Dados do IBGE mostram que a produção cresceu 0,9% em dezembro - estimulada, sobretudo, pelos bons resultados do primeiro trimestre

Por Da Redação - 31 jan 2012, 08h36

A produção industrial brasileira fechou 2011 com modesto crescimento de 0,3%, informou nesta segunda-feira o Instituto Brasileiro de Geografia e Estatística (IBGE). O resultado é bem abaixo do crescimento de 10,5% registrado em 2010, quando acumulou a maior variação positiva em 24 anos. O resultado acumulado de do ano passado ficou dentro do esperado por analistas, que previam aumentos de 0,20% a 0,50%, e em linha com a mediana projetada para o período, de 0,3%.
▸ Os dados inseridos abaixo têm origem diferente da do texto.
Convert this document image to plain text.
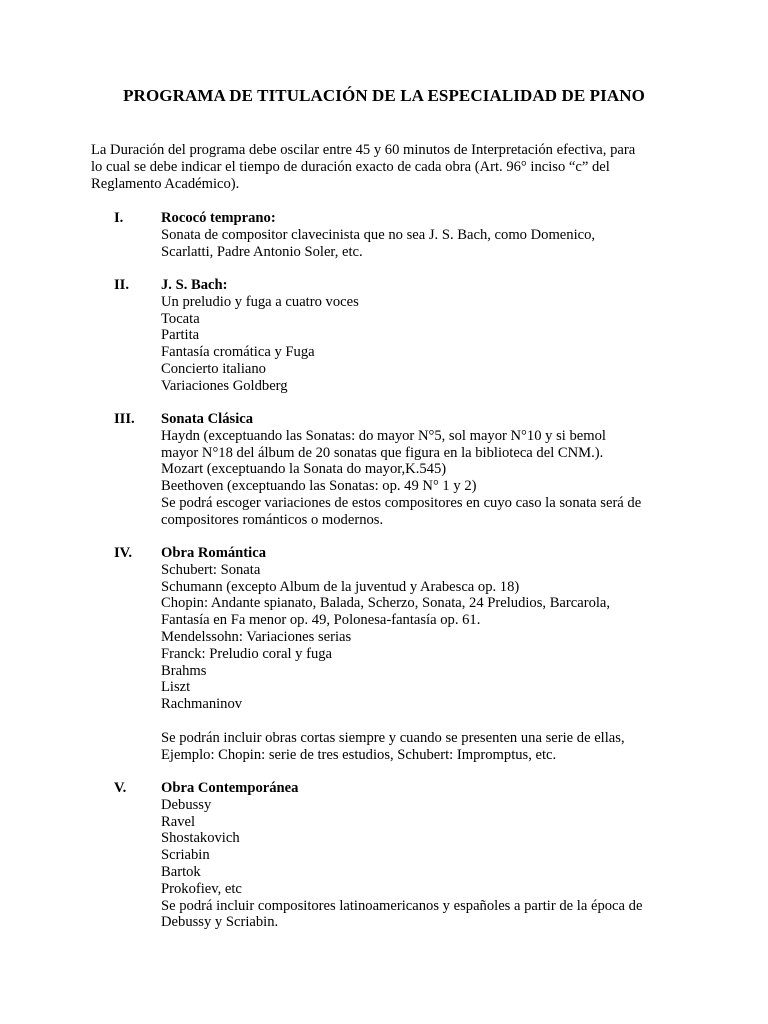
PROGRAMA DE TITULACIÓN DE LA ESPECIALIDAD DE PIANO
La Duración del programa debe oscilar entre 45 y 60 minutos de Interpretación efectiva, para
lo cual se debe indicar el tiempo de duración exacto de cada obra (Art. 96° inciso “c” del
Reglamento Académico).
I.	Rococó temprano:
Sonata de compositor clavecinista que no sea J. S. Bach, como Domenico,
Scarlatti, Padre Antonio Soler, etc.
II. J. S. Bach:
Un preludio y fuga a cuatro voces
Tocata
Partita
Fantasía cromática y Fuga
Concierto italiano
Variaciones Goldberg
III. Sonata Clásica
Haydn (exceptuando las Sonatas: do mayor N°5, sol mayor N°10 y si bemol
mayor N°18 del álbum de 20 sonatas que figura en la biblioteca del CNM.).
Mozart (exceptuando la Sonata do mayor,K.545)
Beethoven (exceptuando las Sonatas: op. 49 N° 1 y 2)
Se podrá escoger variaciones de estos compositores en cuyo caso la sonata será de
compositores románticos o modernos.
IV. Obra Romántica
Schubert: Sonata
Schumann (excepto Album de la juventud y Arabesca op. 18)
Chopin: Andante spianato, Balada, Scherzo, Sonata, 24 Preludios, Barcarola,
Fantasía en Fa menor op. 49, Polonesa-fantasía op. 61.
Mendelssohn: Variaciones serias
Franck: Preludio coral y fuga
Brahms
Liszt
Rachmaninov
Se podrán incluir obras cortas siempre y cuando se presenten una serie de ellas,
Ejemplo: Chopin: serie de tres estudios, Schubert: Impromptus, etc.
V. Obra Contemporánea
Debussy
Ravel
Shostakovich
Scriabin
Bartok
Prokofiev, etc
Se podrá incluir compositores latinoamericanos y españoles a partir de la época de
Debussy y Scriabin.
Em dezembro de 2011, o índice cresceu 0,9% frente ao mês anterior, na série livre de influências sazonais, após ter registrado ligeira variação positiva de 0,2% em novembro. Na comparação com dezembro de 2010, a produção da indústria teve queda de 1,2%.

Setores – Entre as categorias industriais, o segmento de bens de capital foi o principal destaque, sustentado principalmente pelo avanço na produção de bens de capital para transportes. Já o segmento de bens de consumo duráveis acabou sendo pressionado pela queda na fabricação de automóveis, exerceu a influência negativa mais relevante.

O avanço de 0,9% da atividade industrial na passagem de novembro para dezembro foi reflexo de um movimento de recuperação da indústria, que alcançou 16 dos 27 ramos pesquisados e todas as categorias de uso. Entre os setores, a principal influência positiva veio de veículos automotores, com avanço de 5,2%, após recuar 13% em setembro de 2011. Segundo o IBGE, a principal razão do recuo foi a concessão de férias coletivas em várias empresas do setor – que, por sua vez, ocorreram devido à forte queda na demanda por automóveis.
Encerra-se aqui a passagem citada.